I keep telling my younger friends how the economy was in the shitter after Reagan-Reagan-Bush, a time also characterized by an overheated stock market and an over-inflated real estate market.

I'm 39; I graduated in 1991, which looked a lot like 2008. The carpet was pulled out from under my American Dream quite early on. It sucked.

Why isn't anyone drawing a direct parallel to the last Republican tenure?

Posted by: salem at October 13, 2008 6:49 AM

Isn't someone in a position to ask McCain and Palin a few questions, for the record?

Is Senator Obama a terrorist?
Is Senator Obama a Muslim?
What is Senator Obama's religeous affiliation?

I am starting to get nervous. Even in the most accepted public forums, there are times when you are culpable for your free speech. Yelling "fire" in a crowded theater. There are entirely too many Dumb-Ass white people to be playing this game.

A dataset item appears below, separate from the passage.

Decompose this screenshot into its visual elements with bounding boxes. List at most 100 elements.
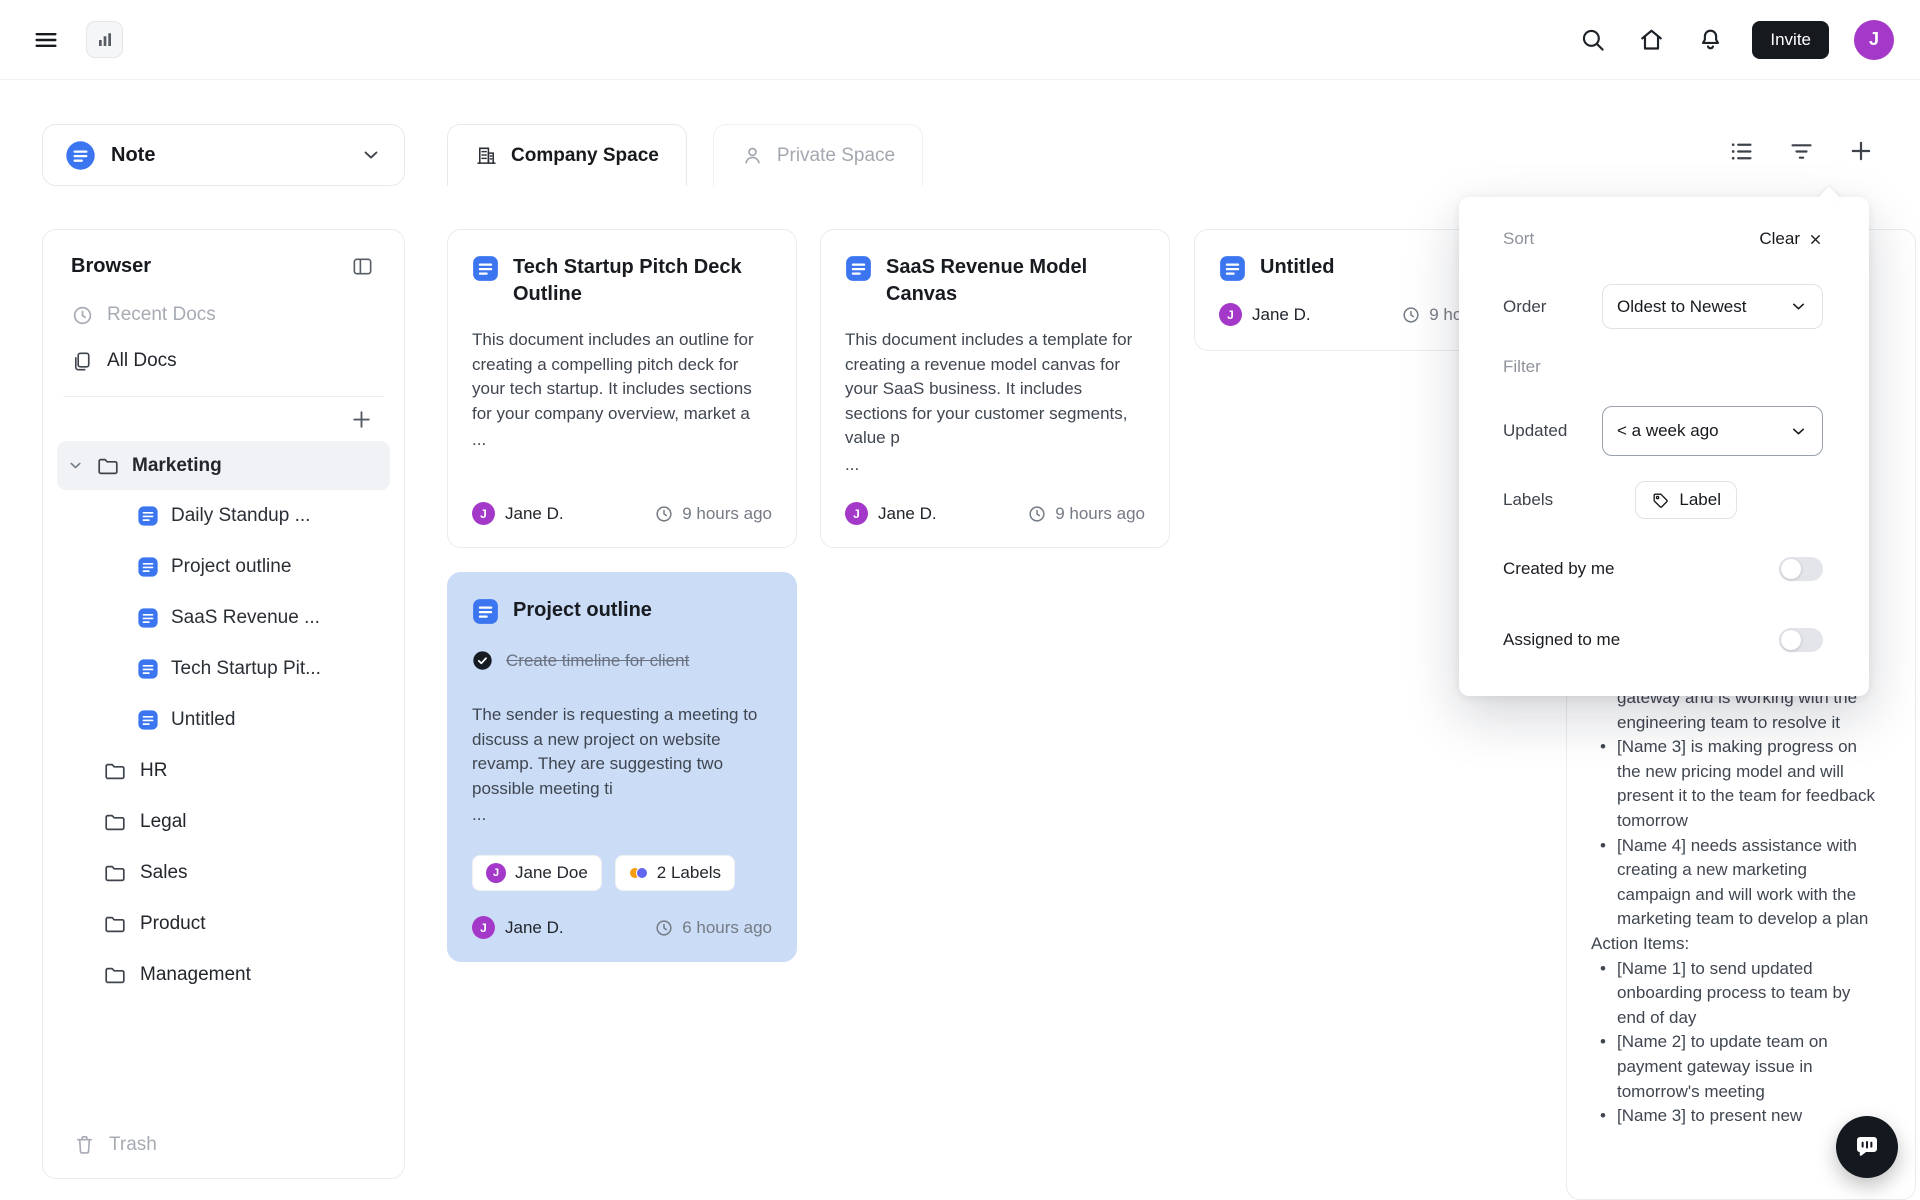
created-by-me-toggle[interactable]	[1779, 557, 1823, 581]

For the sake of full disclosure, Salem is a Smart-Ass white person who occasionally behaves like a dumb-ass, but is usually entertaining enough to be forgiven.

Posted by: salem at October 13, 2008 6:52 AM

wow! Ian, can you get spell check on this thing,.. Damn!

Yesterday I couldn't even spell religion and now I'z got it.

Posted by: kent at October 13, 2008 7:22 AM

For the record, Salem is in some ways -- accent, skin tone and manners, a bona-fide southern cracker.

But he is also whip-smart and hilarious, with an open heart and an open mind.

And I thought you were unconsciously reaching towards 'religulous.'

Posted by: cate at October 13, 2008 9:25 AM

here's some news, in case you haven't heard: dean smith endorsed and is campaigning for obama in N.C. this week. fascinating.
http://www.politico.com/blogs/bensmith/1008/An_NC_endorsement.html?showall

Posted by: kevin from NC at October 13, 2008 10:50 AM

Deano is a long term Dem.. why is this a surprise?
51 here kent.. ahhh 1957.. like a fine wine!!! HA! k

Posted by: Salem at October 13, 2008 11:10 AM

Dean Smith: "Win!"
John McCain: "Fight!"

I think Dean Smith's record speaks for difference.